Christmas turkey number 2 – Misconduct
Harassment is not the only complaint that could arise out of a work function. Surprisingly often, disagreements can, with the aid of too much mulled wine, disintegrate into conflict.
For example, in one case, two employees, Mr A and Mr B, went to Ascot for the day on a client event. Several drinks into the event, Mr A put his arm around Mr B’s sister, resulting in Mr B kneeing him in the leg. Mr A proceeded to punch Mr B in the face. After the event, Mr A and Mr B went with their colleagues to a bar where Mr B then sent a series of texts to Mr A in which he threatened Mr A with physical violence but did not act on them.
The end result? Mr A was dismissed for gross misconduct and Mr B was given a final written warning.

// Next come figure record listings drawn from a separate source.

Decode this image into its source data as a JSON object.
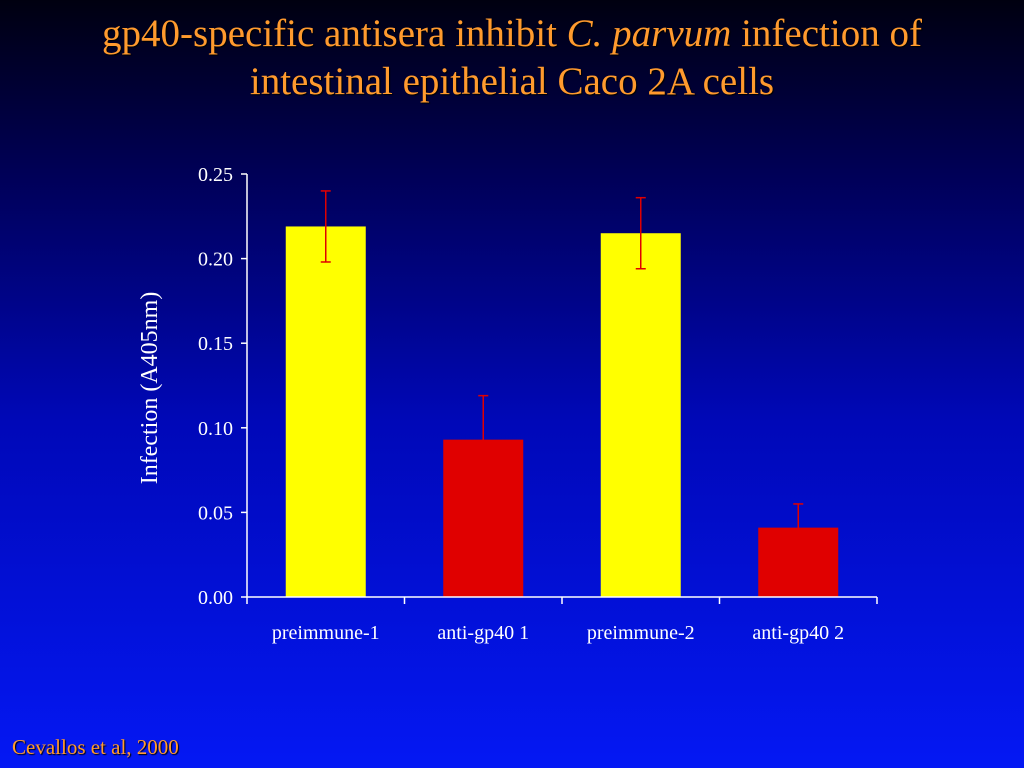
{
  "slide": {
    "title_line1_part1": "gp40-specific antisera inhibit ",
    "title_line1_italic": "C. parvum",
    "title_line1_part2": " infection of",
    "title_line2": "intestinal epithelial Caco 2A cells",
    "citation": "Cevallos et al, 2000"
  },
  "colors": {
    "title": "#ff9a2e",
    "preimmune_bar": "#ffff00",
    "antigp40_bar": "#e00000",
    "error_bar": "#e00000",
    "axis": "#ffffff"
  },
  "chart_data": {
    "type": "bar",
    "title": "",
    "xlabel": "",
    "ylabel": "Infection (A405nm)",
    "ylim": [
      0,
      0.25
    ],
    "yticks": [
      "0.00",
      "0.05",
      "0.10",
      "0.15",
      "0.20",
      "0.25"
    ],
    "categories": [
      "preimmune-1",
      "anti-gp40 1",
      "preimmune-2",
      "anti-gp40 2"
    ],
    "values": [
      0.219,
      0.093,
      0.215,
      0.041
    ],
    "error_bars": [
      0.021,
      0.026,
      0.021,
      0.014
    ],
    "bar_colors": [
      "#ffff00",
      "#e00000",
      "#ffff00",
      "#e00000"
    ],
    "grid": false,
    "legend": "none"
  }
}
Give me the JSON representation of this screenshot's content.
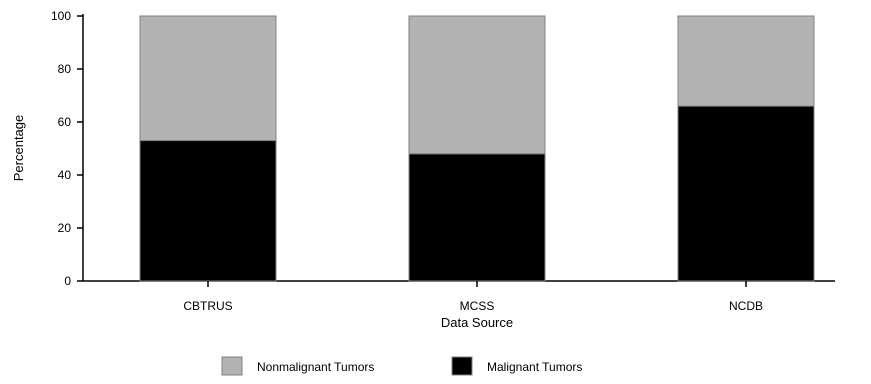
{
  "chart_data": {
    "type": "bar",
    "stacked": true,
    "categories": [
      "CBTRUS",
      "MCSS",
      "NCDB"
    ],
    "series": [
      {
        "name": "Malignant Tumors",
        "values": [
          53,
          48,
          66
        ],
        "color": "#000000"
      },
      {
        "name": "Nonmalignant Tumors",
        "values": [
          47,
          52,
          34
        ],
        "color": "#b3b3b3"
      }
    ],
    "xlabel": "Data Source",
    "ylabel": "Percentage",
    "ylim": [
      0,
      100
    ],
    "yticks": [
      "0",
      "20",
      "40",
      "60",
      "80",
      "100"
    ],
    "legend_position": "bottom",
    "legend": [
      {
        "label": "Nonmalignant Tumors",
        "color": "#b3b3b3"
      },
      {
        "label": "Malignant Tumors",
        "color": "#000000"
      }
    ],
    "grid": false
  }
}
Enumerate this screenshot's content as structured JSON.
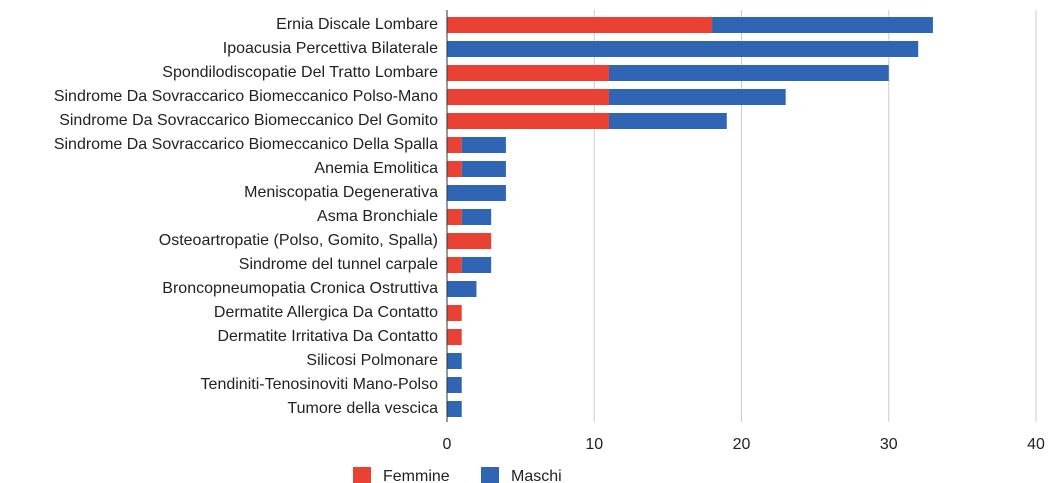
{
  "chart_data": {
    "type": "stacked_bar_horizontal",
    "categories": [
      "Ernia Discale Lombare",
      "Ipoacusia Percettiva Bilaterale",
      "Spondilodiscopatie Del Tratto Lombare",
      "Sindrome Da Sovraccarico Biomeccanico Polso-Mano",
      "Sindrome Da Sovraccarico Biomeccanico Del Gomito",
      "Sindrome Da Sovraccarico Biomeccanico Della Spalla",
      "Anemia Emolitica",
      "Meniscopatia Degenerativa",
      "Asma Bronchiale",
      "Osteoartropatie (Polso, Gomito, Spalla)",
      "Sindrome del tunnel carpale",
      "Broncopneumopatia Cronica Ostruttiva",
      "Dermatite Allergica Da Contatto",
      "Dermatite Irritativa Da Contatto",
      "Silicosi Polmonare",
      "Tendiniti-Tenosinoviti Mano-Polso",
      "Tumore della vescica"
    ],
    "series": [
      {
        "name": "Femmine",
        "color": "#e94235",
        "values": [
          18,
          0,
          11,
          11,
          11,
          1,
          1,
          0,
          1,
          3,
          1,
          0,
          1,
          1,
          0,
          0,
          0
        ]
      },
      {
        "name": "Maschi",
        "color": "#2f65b3",
        "values": [
          15,
          32,
          19,
          12,
          8,
          3,
          3,
          4,
          2,
          0,
          2,
          2,
          0,
          0,
          1,
          1,
          1
        ]
      }
    ],
    "xlim": [
      0,
      40
    ],
    "xticks": [
      0,
      10,
      20,
      30,
      40
    ],
    "grid": true,
    "legend": "bottom"
  }
}
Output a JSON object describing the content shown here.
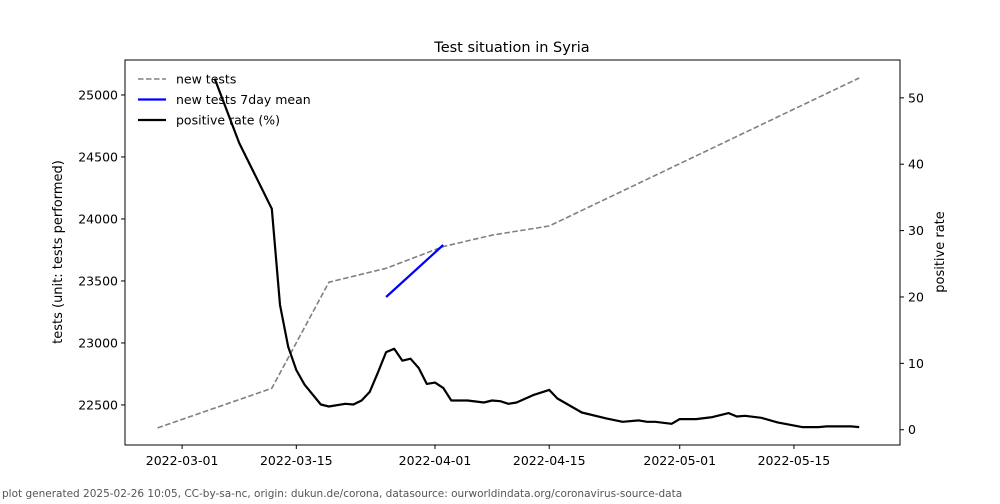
{
  "chart_data": {
    "type": "line",
    "title": "Test situation in Syria",
    "xlabel": "",
    "ylabel": "tests (unit: tests performed)",
    "y2label": "positive rate",
    "xlim": [
      "2022-02-22",
      "2022-05-28"
    ],
    "ylim": [
      22177,
      25282
    ],
    "y2lim": [
      -2.3,
      55.7
    ],
    "x_ticks": [
      "2022-03-01",
      "2022-03-15",
      "2022-04-01",
      "2022-04-15",
      "2022-05-01",
      "2022-05-15"
    ],
    "y_ticks": [
      22500,
      23000,
      23500,
      24000,
      24500,
      25000
    ],
    "y2_ticks": [
      0,
      10,
      20,
      30,
      40,
      50
    ],
    "legend_position": "top-left",
    "series": [
      {
        "name": "new tests",
        "axis": "left",
        "color": "#808080",
        "style": "dashed",
        "points": [
          [
            "2022-02-26",
            22315
          ],
          [
            "2022-03-12",
            22634
          ],
          [
            "2022-03-19",
            23490
          ],
          [
            "2022-03-26",
            23602
          ],
          [
            "2022-04-02",
            23777
          ],
          [
            "2022-04-08",
            23870
          ],
          [
            "2022-04-15",
            23943
          ],
          [
            "2022-05-23",
            25137
          ]
        ]
      },
      {
        "name": "new tests 7day mean",
        "axis": "left",
        "color": "#0000ff",
        "style": "solid",
        "points": [
          [
            "2022-03-26",
            23371
          ],
          [
            "2022-04-02",
            23790
          ]
        ]
      },
      {
        "name": "positive rate (%)",
        "axis": "right",
        "color": "#000000",
        "style": "solid",
        "points": [
          [
            "2022-03-05",
            52.9
          ],
          [
            "2022-03-08",
            43.2
          ],
          [
            "2022-03-12",
            33.3
          ],
          [
            "2022-03-13",
            18.8
          ],
          [
            "2022-03-14",
            12.5
          ],
          [
            "2022-03-15",
            9.0
          ],
          [
            "2022-03-16",
            6.8
          ],
          [
            "2022-03-18",
            3.8
          ],
          [
            "2022-03-19",
            3.5
          ],
          [
            "2022-03-21",
            3.9
          ],
          [
            "2022-03-22",
            3.8
          ],
          [
            "2022-03-23",
            4.4
          ],
          [
            "2022-03-24",
            5.7
          ],
          [
            "2022-03-25",
            8.6
          ],
          [
            "2022-03-26",
            11.7
          ],
          [
            "2022-03-27",
            12.2
          ],
          [
            "2022-03-28",
            10.4
          ],
          [
            "2022-03-29",
            10.7
          ],
          [
            "2022-03-30",
            9.3
          ],
          [
            "2022-03-31",
            6.9
          ],
          [
            "2022-04-01",
            7.1
          ],
          [
            "2022-04-02",
            6.3
          ],
          [
            "2022-04-03",
            4.4
          ],
          [
            "2022-04-05",
            4.4
          ],
          [
            "2022-04-07",
            4.1
          ],
          [
            "2022-04-08",
            4.4
          ],
          [
            "2022-04-09",
            4.3
          ],
          [
            "2022-04-10",
            3.9
          ],
          [
            "2022-04-11",
            4.1
          ],
          [
            "2022-04-13",
            5.2
          ],
          [
            "2022-04-15",
            6.0
          ],
          [
            "2022-04-16",
            4.7
          ],
          [
            "2022-04-19",
            2.6
          ],
          [
            "2022-04-22",
            1.7
          ],
          [
            "2022-04-24",
            1.2
          ],
          [
            "2022-04-26",
            1.4
          ],
          [
            "2022-04-27",
            1.2
          ],
          [
            "2022-04-28",
            1.2
          ],
          [
            "2022-04-30",
            0.9
          ],
          [
            "2022-05-01",
            1.6
          ],
          [
            "2022-05-03",
            1.6
          ],
          [
            "2022-05-05",
            1.9
          ],
          [
            "2022-05-07",
            2.5
          ],
          [
            "2022-05-08",
            2.0
          ],
          [
            "2022-05-09",
            2.1
          ],
          [
            "2022-05-11",
            1.8
          ],
          [
            "2022-05-13",
            1.1
          ],
          [
            "2022-05-16",
            0.4
          ],
          [
            "2022-05-18",
            0.4
          ],
          [
            "2022-05-19",
            0.5
          ],
          [
            "2022-05-22",
            0.5
          ],
          [
            "2022-05-23",
            0.4
          ]
        ]
      }
    ]
  },
  "footer": "plot generated 2025-02-26 10:05, CC-by-sa-nc, origin: dukun.de/corona, datasource: ourworldindata.org/coronavirus-source-data"
}
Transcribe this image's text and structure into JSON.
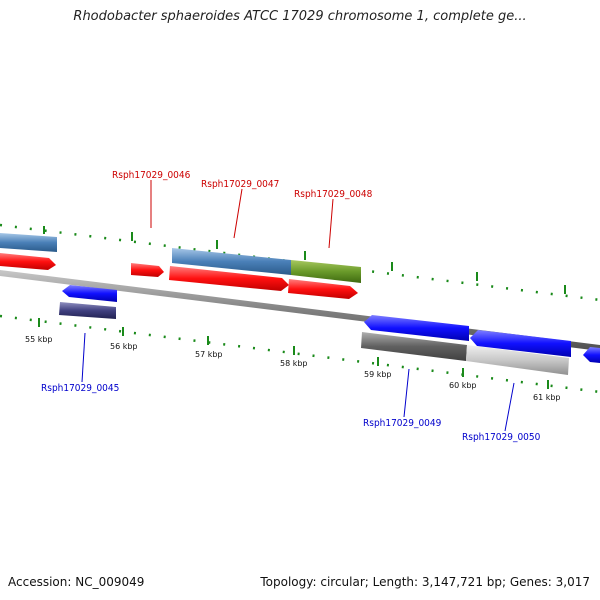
{
  "header": {
    "title": "Rhodobacter sphaeroides ATCC 17029 chromosome 1, complete ge..."
  },
  "footer": {
    "accession": "Accession: NC_009049",
    "summary": "Topology: circular; Length: 3,147,721 bp; Genes: 3,017"
  },
  "colors": {
    "forward_cds": "#ff1a1a",
    "reverse_cds": "#1a1aff",
    "label_forward": "#cc0000",
    "label_reverse": "#0000cc",
    "backbone": "#888888",
    "tick": "#1a8a1a"
  },
  "scale": {
    "tick_labels": [
      "55 kbp",
      "56 kbp",
      "57 kbp",
      "58 kbp",
      "59 kbp",
      "60 kbp",
      "61 kbp"
    ]
  },
  "genes": {
    "forward_labels": [
      "Rsph17029_0046",
      "Rsph17029_0047",
      "Rsph17029_0048"
    ],
    "reverse_labels": [
      "Rsph17029_0045",
      "Rsph17029_0049",
      "Rsph17029_0050"
    ]
  }
}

The employer’s approach to this helped to minimise their exposure:
Surprisingly, it had reminded Mr A and Mr B before the event that it was a work event and appropriate behaviour was expected.
It conducted an investigation after the event.
Employers should be aware however that they should treat disciplinary matters consistently and failure to do so could create an exposure. For example:
If employers have previously ignored a certain type of behaviour and this has led employees to believe that it will be overlooked or not treated seriously, then uncharacteristically treating something as a disciplinary offence may create an exposure. For example, if the CEO danced on the chairs at last year’s Christmas party without sanction, disciplining employees who danced on the table this year would be unlikely to be fair.
Treating those in truly parallel circumstances differently. An example would be dismissing one employee who had an equal part in an argument with another at the Christmas party if the other employee involved is given no sanction.
However, employees should be cautious of relying upon this too much as the Tribunal is likely to interpret “truly parallel circumstances” narrowly. In the case above, it held that it was not unfair to dismiss Mr A for punching Mr B but not dismiss Mr B for kneeing Mr A.